Q1) The ideology of paternalistic benevolence and white man’s burden thinly veiled the realities of a despotic Raj that continually impoverished the country. Comment.

ANSWER

As the ruling authority in colonial India, the British professed a role of India’s “parent,” making decisions in their supposed favour while not allowing Indians the liberty to decide on several matters. Under the hubris of ‘white man’s burden’, the British colonizers believed that it was their duty to civilize Indians, whom they considered barbaric and less efficient in administration.

The British introduced several steps under the ideology of paternalistic benevolence and white man’s burden, such as:

  1. They implemented socio-religious reforms such as the abolition of sati and promotion of widow remarriage.
  2. They brought about systems such as subsidiary alliance, doctrine of lapse, and dyarchy as administrative reforms for better governance of the country.
  3. Infrastructural reforms included building railways. It was argued the new infrastructure benefitted Indians through their better integration within the country as well as with the world.
  4. Christian missionaries became active in bringing about moral reforms in Indian society and the emancipation of ignorant masses from their ‘superstitious religions.’
  5. The establishment of several institutions like Calcutta Madrasa, Fort William College, and Sanskrit College would promote native education. Educational reforms followed a “downward filtration theory” wherein a small section of upper and middle classes was to be educated first.
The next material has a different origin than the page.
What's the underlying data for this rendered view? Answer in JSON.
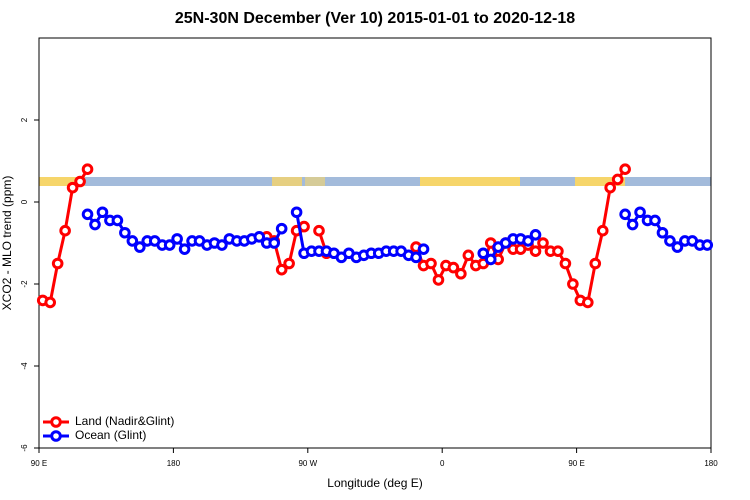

However, these false benevolent acts led to the impoverishment of India in several ways as discussed below:

  1. The forced commercialization of agriculture led to depeasantization and exploitation due to distorted land revenue settlement.
  2. India was reduced to a market for dumping British goods and a mere exporter of raw materials. It created deindustrialisation and led to pauperisation of rural masses.
  3. The administrative changes made India subservient with no real power. Indians lost total control over their territories and merely remained as British puppets.
  4. The British created rifts between several communities which led to the polarization of society, such as the Bengal Partition of 1906.
  5. The Bengal famine and other calamities were overlooked by the British. It led to mass-scale misery, which highlighted the critical lack of a sympathetic native rule.
  6. The colonial regime created a middle-class intelligentsia that would remain loyal to the colonial cause. The involvement of Indians in important administrative decisions was minimal, ensuring the exploitation of the country through drain of wealth.

In conclusion, the acts of benevolence as portrayed by the British in colonial times were acts of self-profiteering and continued misery against Indians. The British self-fulfilling prophecy was soon dismantled by early nationalists through their economic critique of colonial economy and Gandhian mass-movements which united Indians to struggle for their independence from colonial rule.